For cultural reasons, students unconsciously tend not to express extreme opinions in the ARCS model motivational testing. Significant results were shown in the motivational tests performed before and after the use of the software, but better results may be obtained if similar investigations are made in other countries. On the other hand, there is a background that the number of patients with dementia is increasing in Japan, so student interest is high, which may have influenced the motivation improvement. It is necessary to confirm whether the motivation for learning has been raised by creating VPs of other diseases.

Evaluation of Virtual Patients

The results of this study suggest the potential of our simulator to improve education in the field of psychiatry. However, students worked with only four VPs (all with types of dementia) in this study. Hence, more VPs with a wider range of psychiatric disorders should be created, and the effectiveness of this simulator with this greater number and range of VPs should be examined.

In addition, the diseases in the current simulator version are all typical cases of dementia, and many atypical cases are observed in actual clinical settings. In this respect, the current version of our simulator does not reproduce real clinical practice. However, because students in clinical training do not yet have any clinical experience as doctors and have limited time for learning, we believe that it is pedagogically appropriate that the first VPs they encounter should exhibit relatively typical forms of disease. As we develop the simulator further, we plan to create a sufficient number of VPs with a variety of typical diseases and to add ambiguous cases that more closely resemble real clinical practice.

Room for Software Improvement

We acknowledge that the simulator still has room for improvement.

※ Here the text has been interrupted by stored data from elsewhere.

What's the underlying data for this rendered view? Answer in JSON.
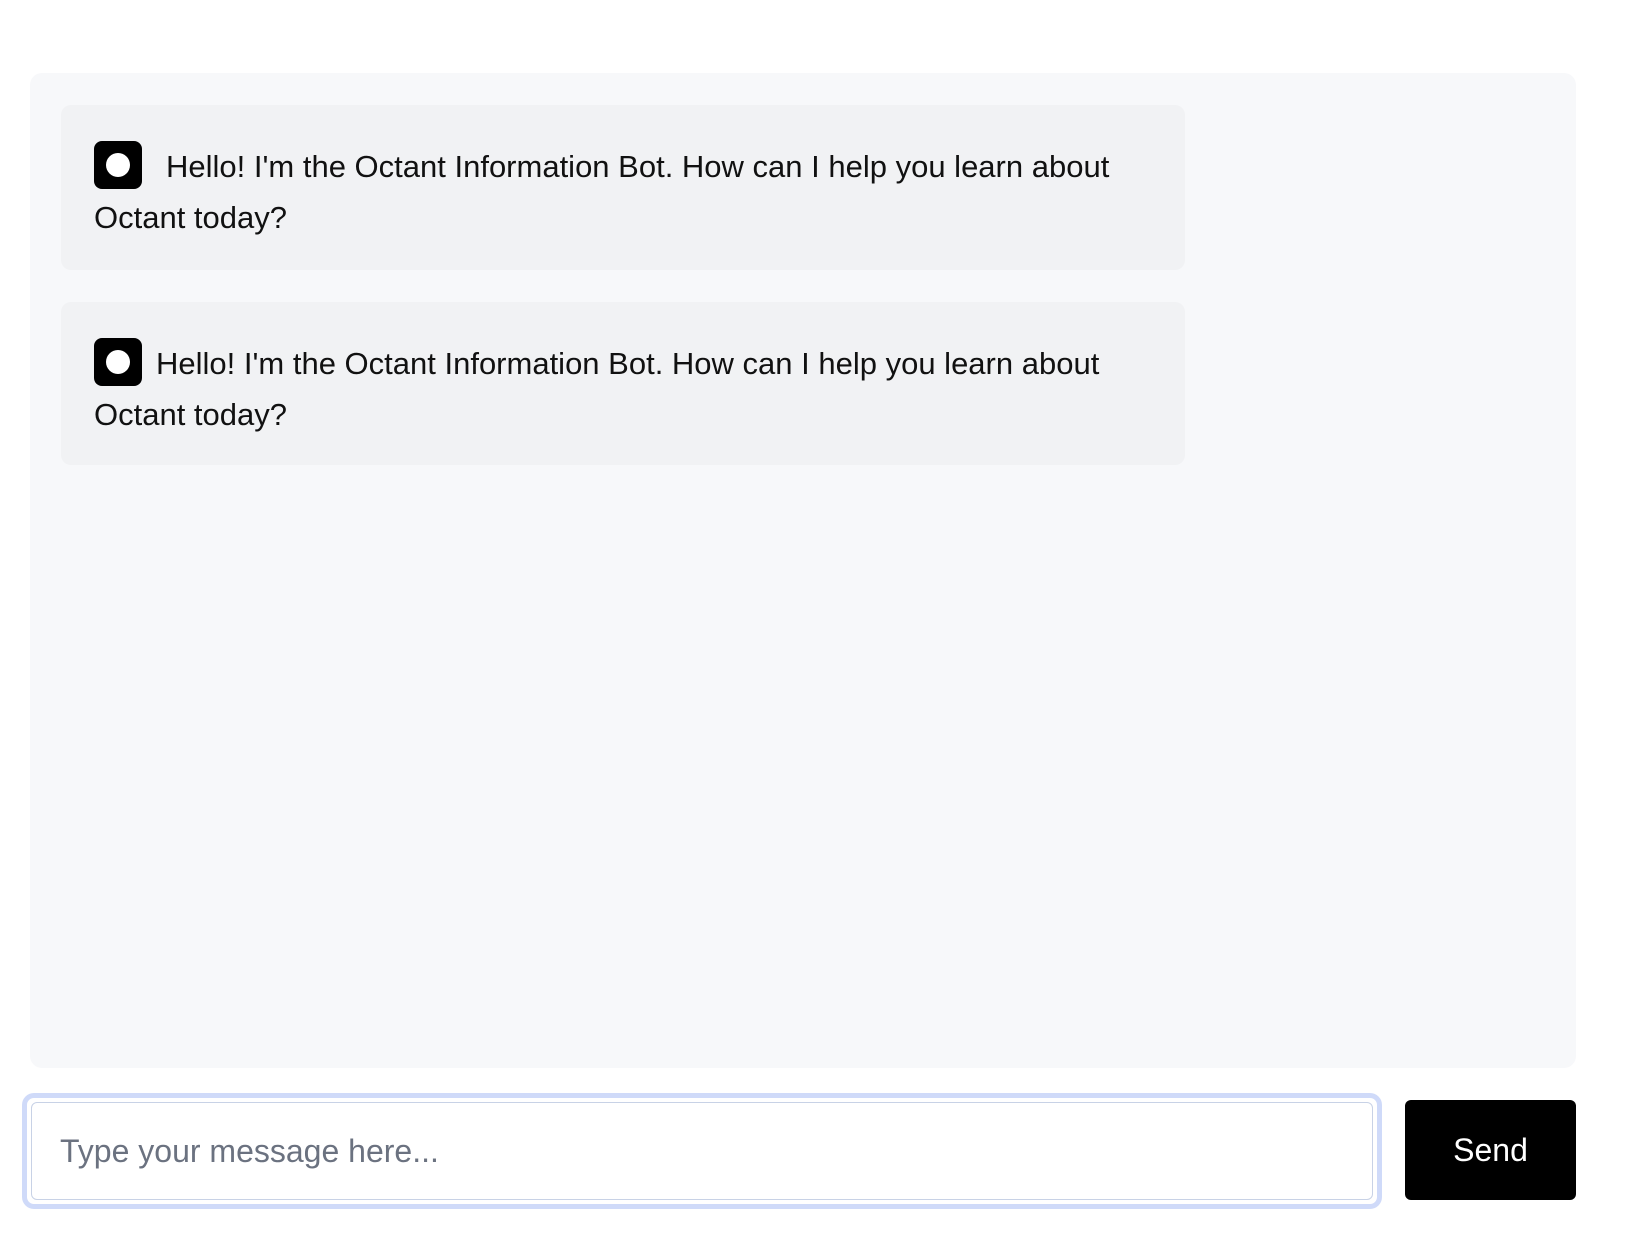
{
  "chat": {
    "messages": [
      {
        "sender_icon": "bot-icon",
        "text": "Hello! I'm the Octant Information Bot. How can I help you learn about Octant today?"
      },
      {
        "sender_icon": "bot-icon",
        "text": "Hello! I'm the Octant Information Bot. How can I help you learn about Octant today?"
      }
    ]
  },
  "composer": {
    "placeholder": "Type your message here...",
    "value": "",
    "send_label": "Send"
  },
  "colors": {
    "panel_background": "#f7f8fa",
    "message_background": "#f1f2f4",
    "input_focus_ring": "#cfdaf9",
    "send_button": "#000000"
  }
}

Some students indicated areas of potential improvement in their comments on the feedback form, such as the following: “The prescriptions were difficult,” “I wanted to know how to increase my score,” “I wanted to experience cases other than dementia patients,” and “I wanted to ask open-ended questions.” The technology does exist that would permit students to ask their own questions freely using a voice recognition system, but currently our simulator offers only a choice from a predetermined set of questions as inputs. Because of the limitations of current voice recognition technology, the probability that the simulator would provide appropriate responses to questions inputted in that way is approximately 70% [10]. If the responses are inadequate because of recognition errors, students will become less willing to use the software [13]. For this reason, we believe that the introduction of free text input (i.e., questions independently generated by the student) should be deferred to a future time.

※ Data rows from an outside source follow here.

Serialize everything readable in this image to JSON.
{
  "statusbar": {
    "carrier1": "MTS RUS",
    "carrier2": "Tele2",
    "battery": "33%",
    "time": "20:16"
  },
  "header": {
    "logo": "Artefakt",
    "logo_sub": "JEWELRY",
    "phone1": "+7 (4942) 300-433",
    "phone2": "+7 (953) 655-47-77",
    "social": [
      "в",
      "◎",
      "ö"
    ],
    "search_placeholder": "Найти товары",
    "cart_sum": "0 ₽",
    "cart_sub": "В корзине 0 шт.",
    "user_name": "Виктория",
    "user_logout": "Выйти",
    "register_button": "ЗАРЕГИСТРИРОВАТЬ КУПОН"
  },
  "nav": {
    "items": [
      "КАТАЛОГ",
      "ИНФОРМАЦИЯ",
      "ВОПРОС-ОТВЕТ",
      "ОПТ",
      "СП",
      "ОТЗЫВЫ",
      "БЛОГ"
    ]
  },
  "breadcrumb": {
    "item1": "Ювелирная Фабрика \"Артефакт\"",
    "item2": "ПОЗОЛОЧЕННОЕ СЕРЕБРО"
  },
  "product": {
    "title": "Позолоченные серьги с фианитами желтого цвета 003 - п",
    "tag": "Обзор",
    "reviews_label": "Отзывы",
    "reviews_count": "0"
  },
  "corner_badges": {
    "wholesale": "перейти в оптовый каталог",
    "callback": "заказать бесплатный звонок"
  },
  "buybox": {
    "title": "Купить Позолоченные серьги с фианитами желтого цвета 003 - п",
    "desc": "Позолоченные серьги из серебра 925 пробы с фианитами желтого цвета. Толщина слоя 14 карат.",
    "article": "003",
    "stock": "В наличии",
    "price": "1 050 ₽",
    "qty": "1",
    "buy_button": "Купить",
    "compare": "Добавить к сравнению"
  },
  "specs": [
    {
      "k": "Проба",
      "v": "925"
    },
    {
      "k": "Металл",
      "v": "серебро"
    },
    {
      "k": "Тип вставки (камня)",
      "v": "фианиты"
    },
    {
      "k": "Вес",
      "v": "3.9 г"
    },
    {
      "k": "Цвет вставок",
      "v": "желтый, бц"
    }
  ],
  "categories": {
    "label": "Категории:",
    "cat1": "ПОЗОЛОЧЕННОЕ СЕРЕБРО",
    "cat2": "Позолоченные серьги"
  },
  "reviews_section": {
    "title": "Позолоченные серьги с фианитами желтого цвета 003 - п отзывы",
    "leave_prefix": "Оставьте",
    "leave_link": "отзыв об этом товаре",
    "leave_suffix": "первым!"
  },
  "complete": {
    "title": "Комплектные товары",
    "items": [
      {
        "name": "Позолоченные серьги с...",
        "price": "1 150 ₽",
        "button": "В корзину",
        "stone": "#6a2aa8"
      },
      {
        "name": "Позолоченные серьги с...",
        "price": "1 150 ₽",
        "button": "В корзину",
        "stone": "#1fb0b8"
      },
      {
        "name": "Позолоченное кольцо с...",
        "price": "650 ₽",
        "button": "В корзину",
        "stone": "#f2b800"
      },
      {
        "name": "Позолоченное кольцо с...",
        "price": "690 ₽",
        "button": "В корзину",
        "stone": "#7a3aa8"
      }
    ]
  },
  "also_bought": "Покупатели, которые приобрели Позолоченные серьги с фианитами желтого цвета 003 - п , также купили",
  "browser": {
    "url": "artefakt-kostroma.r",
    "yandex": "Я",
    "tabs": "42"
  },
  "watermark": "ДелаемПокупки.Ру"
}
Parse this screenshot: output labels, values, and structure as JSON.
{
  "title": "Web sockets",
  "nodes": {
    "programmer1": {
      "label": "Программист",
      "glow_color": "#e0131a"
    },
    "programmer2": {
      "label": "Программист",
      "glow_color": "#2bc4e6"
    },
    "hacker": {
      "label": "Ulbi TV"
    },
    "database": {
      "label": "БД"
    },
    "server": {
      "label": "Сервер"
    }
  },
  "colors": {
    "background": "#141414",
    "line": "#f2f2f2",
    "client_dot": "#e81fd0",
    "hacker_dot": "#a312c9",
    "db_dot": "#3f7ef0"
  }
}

Although this measurement was unrelated to the study’s main objective, the average SUS score of students who used our simulator was 68.82. This score is in the high marginal range, indicating that the simulator is approaching the performance level of an acceptable system. The SUS dictates that only a score above 70 should be considered acceptable. However, a cultural factor may have affected the results. We used a direct translation of the scale into Japanese, which did not take into account differences caused by subtle cultural nuances. Japanese people tend not to express extreme opinions, relative to other cultures; therefore, they are likely to have avoided selecting “strongly agree” or “strongly disagree,” even if they had strong feelings regarding an item. This tendency would push the average score of SUS closer to the central value of 50.

Future Development

The acquisition of psychiatric knowledge (on dementia) and the increase in motivation associated with use of the comprehensive clinic simulator were satisfying results. However, we intend to confirm the positive learning effects with the upcoming year’s cohort of fifth-year medical students, as overall student achievement can sometimes vary between cohorts depending on the atmosphere of the academic year.

This study shows the possibility that our comprehensive clinic simulator can improve psychiatric education. Accordingly, we look forward to pursuing further confirmation of its learning effects, developing additional VP cases, and making the software available to medical students as widely as possible.